FOOTBALL

IMAGES | Match arrêté en Grèce: le président du PAOK envahit le terrain, arme à la ceinture!

Le choc entre les deux leaders du championnat de Grèce de football entre le PAOK Salonique et l’AEK Athènes s’est conclu dans le chaos dimanche.

Les joueurs de l’AEK, en tête du classement (54 pts), ont refusé de terminer la rencontre après l’envahissement du terrain par des dirigeants du PAOK. Le président du club de Salonique portait à la ceinture ce qui ressemble à un pistolet rangé dans un étui, selon des photos.

On joue alors la 90e minute de ce match crucial pour la tête du classement de Super League, 0-0 au tableau d’affichage. Le défenseur cap-verdien du PAOK, Fernando Varela, pense avoir marqué le but salvateur qui donnerait à son équipe la victoire et la tête du championnat.

 

 

Mais l’arbitre Giorgos Kominos refuse le but pour un hors-jeu, ce qui provoque la furie du banc local, et notamment du président du PAOK, l’homme d’affaires greco-russe Ivan Savvidis.

Visiblement excédé, le dirigeant rentre alors sur le terrain, précédé d’autres membres du staff, pour aller interpeller l’arbitre et demander, selon les médias, à ses joueurs de ne pas reprendre le jeu, ce que les images de télévision semblent confirmer.

 

 

«Vous êtes fini»

Selon les médias, le directeur technique du PAOK Lubos Michel, qui est allé interpeller l’arbitre, aurait dit à celui-ci: «Vous êtes fini». L’arbitre a ensuite modifié sa décision, accordant le but au PAOK, ce qui donnerait au club de Salonique la première place de Super League, avec 55 points, après cette victoire 1-0.
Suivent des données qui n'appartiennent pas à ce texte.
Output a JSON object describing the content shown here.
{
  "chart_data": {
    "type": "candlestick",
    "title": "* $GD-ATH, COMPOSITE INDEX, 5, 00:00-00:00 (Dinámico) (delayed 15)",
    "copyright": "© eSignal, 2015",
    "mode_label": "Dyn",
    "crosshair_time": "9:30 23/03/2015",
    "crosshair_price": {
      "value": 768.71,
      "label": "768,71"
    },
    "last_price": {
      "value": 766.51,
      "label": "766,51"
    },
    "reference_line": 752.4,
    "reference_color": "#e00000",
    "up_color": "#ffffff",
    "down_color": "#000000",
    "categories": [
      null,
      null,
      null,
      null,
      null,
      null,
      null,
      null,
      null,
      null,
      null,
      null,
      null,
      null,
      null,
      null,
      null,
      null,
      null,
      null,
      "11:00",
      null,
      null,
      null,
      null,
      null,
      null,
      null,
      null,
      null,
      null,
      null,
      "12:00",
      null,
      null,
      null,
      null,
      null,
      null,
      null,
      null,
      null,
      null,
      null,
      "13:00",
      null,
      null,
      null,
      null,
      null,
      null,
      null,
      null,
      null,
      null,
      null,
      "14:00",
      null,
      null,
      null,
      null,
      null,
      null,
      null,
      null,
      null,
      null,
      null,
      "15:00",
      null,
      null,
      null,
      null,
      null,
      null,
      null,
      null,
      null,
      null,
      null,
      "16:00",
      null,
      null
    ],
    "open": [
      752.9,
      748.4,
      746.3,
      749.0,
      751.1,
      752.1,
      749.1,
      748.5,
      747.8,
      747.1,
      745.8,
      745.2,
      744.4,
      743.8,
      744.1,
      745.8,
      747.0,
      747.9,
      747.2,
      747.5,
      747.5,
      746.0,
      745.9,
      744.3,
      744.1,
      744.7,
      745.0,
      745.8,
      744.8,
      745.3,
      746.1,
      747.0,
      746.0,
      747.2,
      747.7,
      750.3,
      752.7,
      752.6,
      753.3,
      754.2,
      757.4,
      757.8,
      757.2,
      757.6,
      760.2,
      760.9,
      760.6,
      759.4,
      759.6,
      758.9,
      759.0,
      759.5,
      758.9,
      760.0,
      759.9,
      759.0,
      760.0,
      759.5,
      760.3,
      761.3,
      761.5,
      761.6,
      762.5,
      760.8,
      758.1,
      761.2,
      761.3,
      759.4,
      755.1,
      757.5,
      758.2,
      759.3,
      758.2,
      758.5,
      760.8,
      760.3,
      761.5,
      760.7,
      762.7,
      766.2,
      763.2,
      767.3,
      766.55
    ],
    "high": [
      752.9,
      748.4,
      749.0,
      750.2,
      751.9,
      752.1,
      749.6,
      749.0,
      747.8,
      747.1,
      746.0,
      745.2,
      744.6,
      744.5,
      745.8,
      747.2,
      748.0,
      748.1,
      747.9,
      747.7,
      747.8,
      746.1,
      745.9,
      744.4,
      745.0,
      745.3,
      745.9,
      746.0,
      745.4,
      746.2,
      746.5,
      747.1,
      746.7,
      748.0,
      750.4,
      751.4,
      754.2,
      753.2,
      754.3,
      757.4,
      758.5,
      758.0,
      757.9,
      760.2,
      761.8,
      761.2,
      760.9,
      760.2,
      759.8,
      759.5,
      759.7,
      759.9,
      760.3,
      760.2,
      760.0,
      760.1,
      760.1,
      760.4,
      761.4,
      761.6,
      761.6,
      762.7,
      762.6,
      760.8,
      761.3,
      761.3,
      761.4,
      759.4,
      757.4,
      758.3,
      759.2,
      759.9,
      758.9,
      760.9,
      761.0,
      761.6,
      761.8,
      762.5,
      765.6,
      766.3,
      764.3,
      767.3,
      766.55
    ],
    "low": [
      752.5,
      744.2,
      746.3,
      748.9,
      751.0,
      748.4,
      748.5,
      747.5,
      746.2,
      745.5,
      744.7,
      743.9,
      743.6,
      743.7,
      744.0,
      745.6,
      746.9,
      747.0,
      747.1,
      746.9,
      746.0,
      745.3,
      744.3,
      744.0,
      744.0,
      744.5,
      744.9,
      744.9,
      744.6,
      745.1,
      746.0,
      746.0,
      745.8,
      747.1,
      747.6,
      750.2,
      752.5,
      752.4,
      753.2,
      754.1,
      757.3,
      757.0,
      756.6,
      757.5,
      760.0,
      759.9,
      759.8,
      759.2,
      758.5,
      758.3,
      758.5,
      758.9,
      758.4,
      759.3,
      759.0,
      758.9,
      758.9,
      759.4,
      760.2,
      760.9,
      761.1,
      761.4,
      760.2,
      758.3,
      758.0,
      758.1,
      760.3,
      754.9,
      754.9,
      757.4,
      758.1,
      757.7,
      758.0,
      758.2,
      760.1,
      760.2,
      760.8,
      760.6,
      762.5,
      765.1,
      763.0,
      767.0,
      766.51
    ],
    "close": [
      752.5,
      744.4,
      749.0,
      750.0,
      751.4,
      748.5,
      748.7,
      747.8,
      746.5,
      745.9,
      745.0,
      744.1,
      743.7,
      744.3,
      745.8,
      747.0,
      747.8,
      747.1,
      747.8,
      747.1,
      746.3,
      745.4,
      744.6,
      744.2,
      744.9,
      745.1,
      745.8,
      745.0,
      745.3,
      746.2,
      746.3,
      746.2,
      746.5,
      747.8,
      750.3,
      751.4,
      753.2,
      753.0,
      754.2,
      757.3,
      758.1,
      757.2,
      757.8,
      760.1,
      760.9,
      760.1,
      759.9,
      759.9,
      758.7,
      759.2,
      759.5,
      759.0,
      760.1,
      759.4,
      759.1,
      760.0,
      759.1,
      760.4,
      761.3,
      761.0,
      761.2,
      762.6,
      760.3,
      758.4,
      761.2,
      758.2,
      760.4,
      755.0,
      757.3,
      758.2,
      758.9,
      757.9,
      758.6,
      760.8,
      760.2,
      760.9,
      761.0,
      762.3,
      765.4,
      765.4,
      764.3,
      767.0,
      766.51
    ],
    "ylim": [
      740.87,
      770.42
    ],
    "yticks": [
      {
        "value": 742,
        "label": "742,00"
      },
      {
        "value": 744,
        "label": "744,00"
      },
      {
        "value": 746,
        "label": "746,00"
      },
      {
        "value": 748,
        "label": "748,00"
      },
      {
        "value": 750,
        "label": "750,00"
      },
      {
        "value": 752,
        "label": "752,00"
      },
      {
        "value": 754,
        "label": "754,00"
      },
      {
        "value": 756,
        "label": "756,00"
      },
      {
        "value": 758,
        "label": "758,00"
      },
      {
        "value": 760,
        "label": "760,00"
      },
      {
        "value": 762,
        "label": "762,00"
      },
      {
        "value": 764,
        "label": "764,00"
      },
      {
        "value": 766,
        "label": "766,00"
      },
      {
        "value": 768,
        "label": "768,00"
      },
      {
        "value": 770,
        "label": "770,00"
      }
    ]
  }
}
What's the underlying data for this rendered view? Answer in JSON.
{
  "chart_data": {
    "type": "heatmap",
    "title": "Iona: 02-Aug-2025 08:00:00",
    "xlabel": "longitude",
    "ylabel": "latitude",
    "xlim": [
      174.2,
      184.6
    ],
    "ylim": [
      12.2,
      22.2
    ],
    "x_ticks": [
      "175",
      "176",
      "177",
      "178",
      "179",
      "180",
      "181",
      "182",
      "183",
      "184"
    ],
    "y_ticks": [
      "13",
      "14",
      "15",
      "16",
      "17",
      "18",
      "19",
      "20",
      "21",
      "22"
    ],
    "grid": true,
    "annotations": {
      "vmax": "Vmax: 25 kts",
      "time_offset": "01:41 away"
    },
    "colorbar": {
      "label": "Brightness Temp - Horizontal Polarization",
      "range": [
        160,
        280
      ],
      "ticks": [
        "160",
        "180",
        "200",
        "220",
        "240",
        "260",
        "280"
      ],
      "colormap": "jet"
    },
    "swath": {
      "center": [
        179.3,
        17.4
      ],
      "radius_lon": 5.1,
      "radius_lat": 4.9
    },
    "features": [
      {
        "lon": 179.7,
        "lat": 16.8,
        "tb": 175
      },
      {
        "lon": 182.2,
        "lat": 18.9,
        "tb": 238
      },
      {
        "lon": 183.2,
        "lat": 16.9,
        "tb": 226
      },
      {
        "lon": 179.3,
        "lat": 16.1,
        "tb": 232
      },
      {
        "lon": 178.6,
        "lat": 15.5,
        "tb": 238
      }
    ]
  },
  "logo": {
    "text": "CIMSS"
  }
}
L’arbitre n’a pas pu convaincre l’AEK de revenir sur le terrain pour que le match soit réglementairement terminé. Les joueurs visiteurs étaient rentrés au vestiaire, s’inquiétant pour leur sécurité et accusant Savvidis d’avoir attaqué un dirigeant de l’AEK, Vasilis Dimitriadis.

 

 

L’arbitre remettra à la Fédération grecque de football un rapport sur le match qui permettra de décider des sanctions à prendre envers les équipes ou les individus.
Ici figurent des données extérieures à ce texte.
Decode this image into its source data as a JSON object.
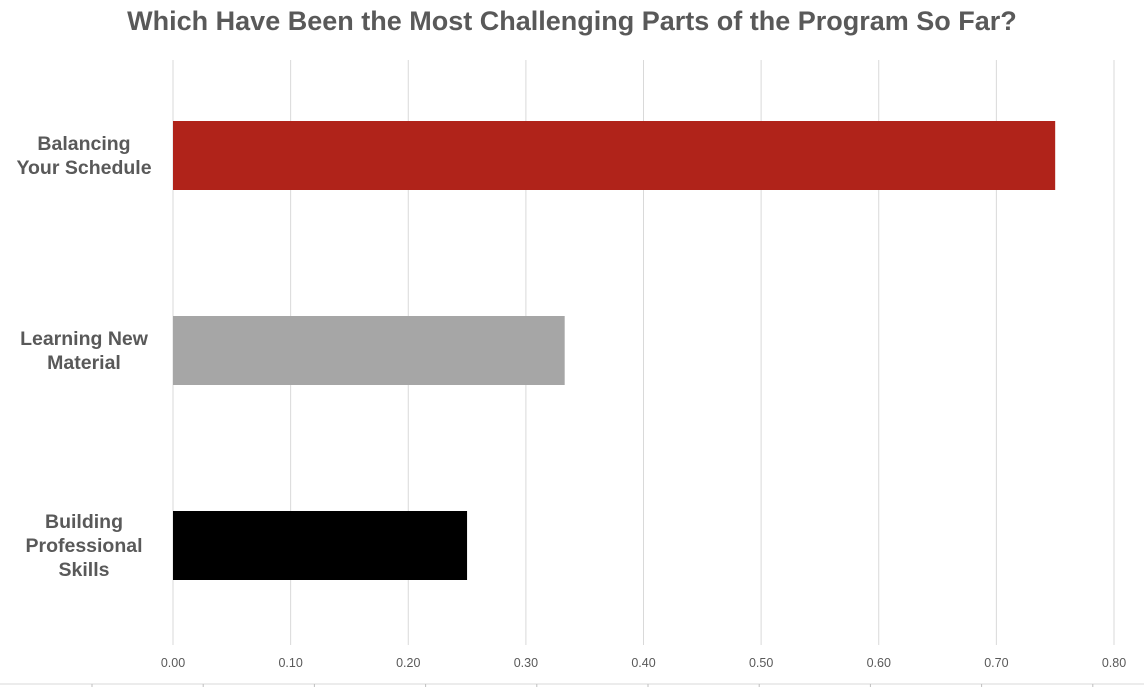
{
  "chart_data": {
    "type": "bar",
    "orientation": "horizontal",
    "title": "Which Have Been the Most Challenging Parts of the Program So Far?",
    "categories": [
      "Balancing\nYour Schedule",
      "Learning New\nMaterial",
      "Building\nProfessional\nSkills"
    ],
    "values": [
      0.75,
      0.333,
      0.25
    ],
    "colors": [
      "#b0231a",
      "#a6a6a6",
      "#000000"
    ],
    "xlim": [
      0,
      0.8
    ],
    "xticks": [
      "0.00",
      "0.10",
      "0.20",
      "0.30",
      "0.40",
      "0.50",
      "0.60",
      "0.70",
      "0.80"
    ],
    "grid": true,
    "legend": "none"
  }
}
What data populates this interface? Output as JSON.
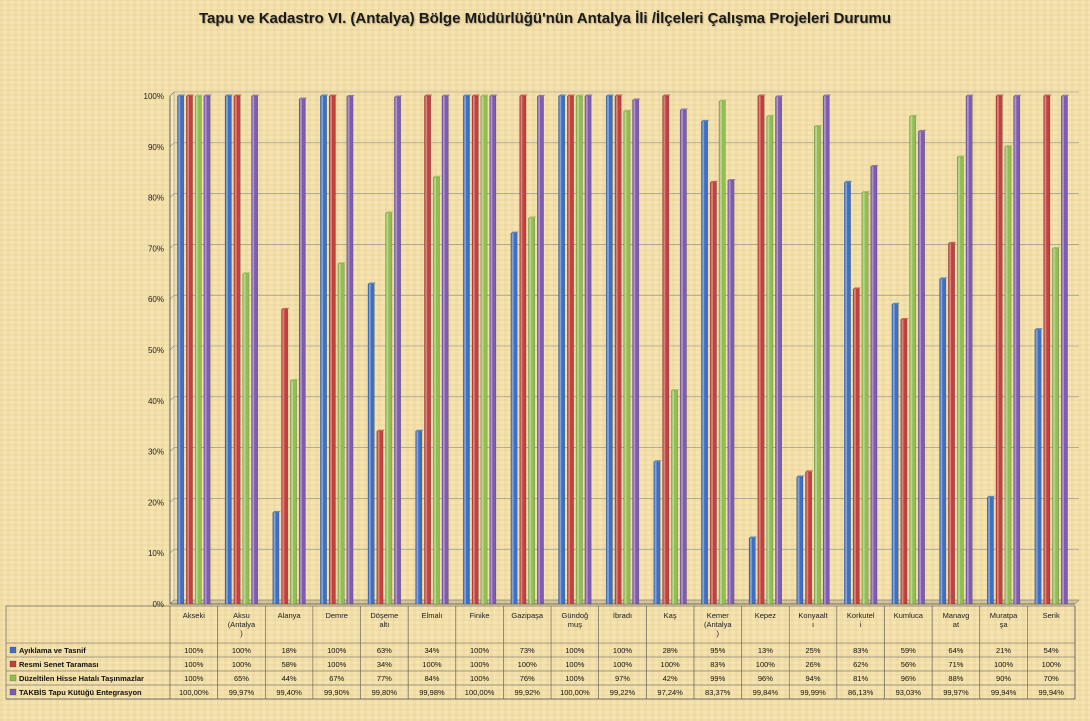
{
  "chart_data": {
    "type": "bar",
    "title": "Tapu ve Kadastro VI. (Antalya) Bölge Müdürlüğü'nün Antalya İli /İlçeleri Çalışma Projeleri Durumu",
    "ylim": [
      0,
      100
    ],
    "yticks": [
      "0%",
      "10%",
      "20%",
      "30%",
      "40%",
      "50%",
      "60%",
      "70%",
      "80%",
      "90%",
      "100%"
    ],
    "grid": true,
    "legend": "bottom-table",
    "categories": [
      [
        "Akseki"
      ],
      [
        "Aksu",
        "(Antalya",
        ")"
      ],
      [
        "Alanya"
      ],
      [
        "Demre"
      ],
      [
        "Döşeme",
        "altı"
      ],
      [
        "Elmalı"
      ],
      [
        "Finike"
      ],
      [
        "Gazipaşa"
      ],
      [
        "Gündoğ",
        "muş"
      ],
      [
        "İbradı"
      ],
      [
        "Kaş"
      ],
      [
        "Kemer",
        "(Antalya",
        ")"
      ],
      [
        "Kepez"
      ],
      [
        "Konyaalt",
        "ı"
      ],
      [
        "Korkutel",
        "i"
      ],
      [
        "Kumluca"
      ],
      [
        "Manavg",
        "at"
      ],
      [
        "Muratpa",
        "şa"
      ],
      [
        "Serik"
      ]
    ],
    "series": [
      {
        "name": "Ayıklama ve Tasnif",
        "color": "#3f6fc0",
        "values": [
          100,
          100,
          18,
          100,
          63,
          34,
          100,
          73,
          100,
          100,
          28,
          95,
          13,
          25,
          83,
          59,
          64,
          21,
          54
        ],
        "labels": [
          "100%",
          "100%",
          "18%",
          "100%",
          "63%",
          "34%",
          "100%",
          "73%",
          "100%",
          "100%",
          "28%",
          "95%",
          "13%",
          "25%",
          "83%",
          "59%",
          "64%",
          "21%",
          "54%"
        ]
      },
      {
        "name": "Resmi Senet Taraması",
        "color": "#c0413d",
        "values": [
          100,
          100,
          58,
          100,
          34,
          100,
          100,
          100,
          100,
          100,
          100,
          83,
          100,
          26,
          62,
          56,
          71,
          100,
          100
        ],
        "labels": [
          "100%",
          "100%",
          "58%",
          "100%",
          "34%",
          "100%",
          "100%",
          "100%",
          "100%",
          "100%",
          "100%",
          "83%",
          "100%",
          "26%",
          "62%",
          "56%",
          "71%",
          "100%",
          "100%"
        ]
      },
      {
        "name": "Düzeltilen Hisse Hatalı Taşınmazlar",
        "color": "#92bd52",
        "values": [
          100,
          65,
          44,
          67,
          77,
          84,
          100,
          76,
          100,
          97,
          42,
          99,
          96,
          94,
          81,
          96,
          88,
          90,
          70
        ],
        "labels": [
          "100%",
          "65%",
          "44%",
          "67%",
          "77%",
          "84%",
          "100%",
          "76%",
          "100%",
          "97%",
          "42%",
          "99%",
          "96%",
          "94%",
          "81%",
          "96%",
          "88%",
          "90%",
          "70%"
        ]
      },
      {
        "name": "TAKBİS Tapu Kütüğü Entegrasyon",
        "color": "#7d5bae",
        "values": [
          100,
          99.97,
          99.4,
          99.9,
          99.8,
          99.98,
          100,
          99.92,
          100,
          99.22,
          97.24,
          83.37,
          99.84,
          99.99,
          86.13,
          93.03,
          99.97,
          99.94,
          99.94
        ],
        "labels": [
          "100,00%",
          "99,97%",
          "99,40%",
          "99,90%",
          "99,80%",
          "99,98%",
          "100,00%",
          "99,92%",
          "100,00%",
          "99,22%",
          "97,24%",
          "83,37%",
          "99,84%",
          "99,99%",
          "86,13%",
          "93,03%",
          "99,97%",
          "99,94%",
          "99,94%"
        ]
      }
    ]
  }
}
Plus tôt dimanche, le Comité d’appel de la Fédération avait décidé de réattribuer les trois points retirés au PAOK à la suite du match annulé contre l’Olympiakos après que l’entraîneur visiteur Oscar Garcia a été touché par un objet lancé depuis les tribunes.

Le Comité a également décidé de supprimer la sanction qui imposait au PAOK de disputer ses deux prochains matchs à domicile à huis clos. Toutefois, le résultat du match, qui avait finalement été accordé sur tapis vert avec un score de 3-0 en faveur de l’Olympiakos, est maintenu, de même que l’amende de 30.000 euros que devra verser le PAOK.

Le gouvernement grec suspend le championnat

« Nous avons décidé de suspendre le Championnat », a annoncé le secrétaire d’Etat aux Sports, Giorgos Vasiliadis, à l’issue d’une réunion avec le Premier ministre, Alexis Tsipras.

Les rencontres « ne reprendront pas tant qu’un nouveau cadre ne sera pas mis en place, convenu par tous », a-t-il ajouté, précisant qu’Athènes était « en contact » avec l’UEFA.

Cette réaction gouvernementale répond à un nouvel accès de violence dans le football grec, avec l’interruption du match entre PAOK et AEK après l’irruption sur la pelouse de Savvidis, arme à la ceinture, pour protester contre l’arbitrage. Le bouillant dirigeant, un influent homme d’affaires gréco-russe de 58 ans affichant ses sympathies pour le gouvernement de gauche, était recherché lundi par la police pour « violation de la loi sportive », a indiqué une source policière.

« Dans le cadre de la procédure de flagrant délit, M. Savvidis sera arrêté s’il est localisé d’ici ce soir, à minuit », a précisé la même source. S’il reste introuvable d’ici là, il pourra ensuite être poursuivi en procédure normale.

L’entourage de Savvidis a défendu son comportement lundi: « il n’a menacé personne avec une arme », a déclaré son bureau de presse au journal Russia’s sport express, relevant que le dirigeant de PAOK avait un port d’arme.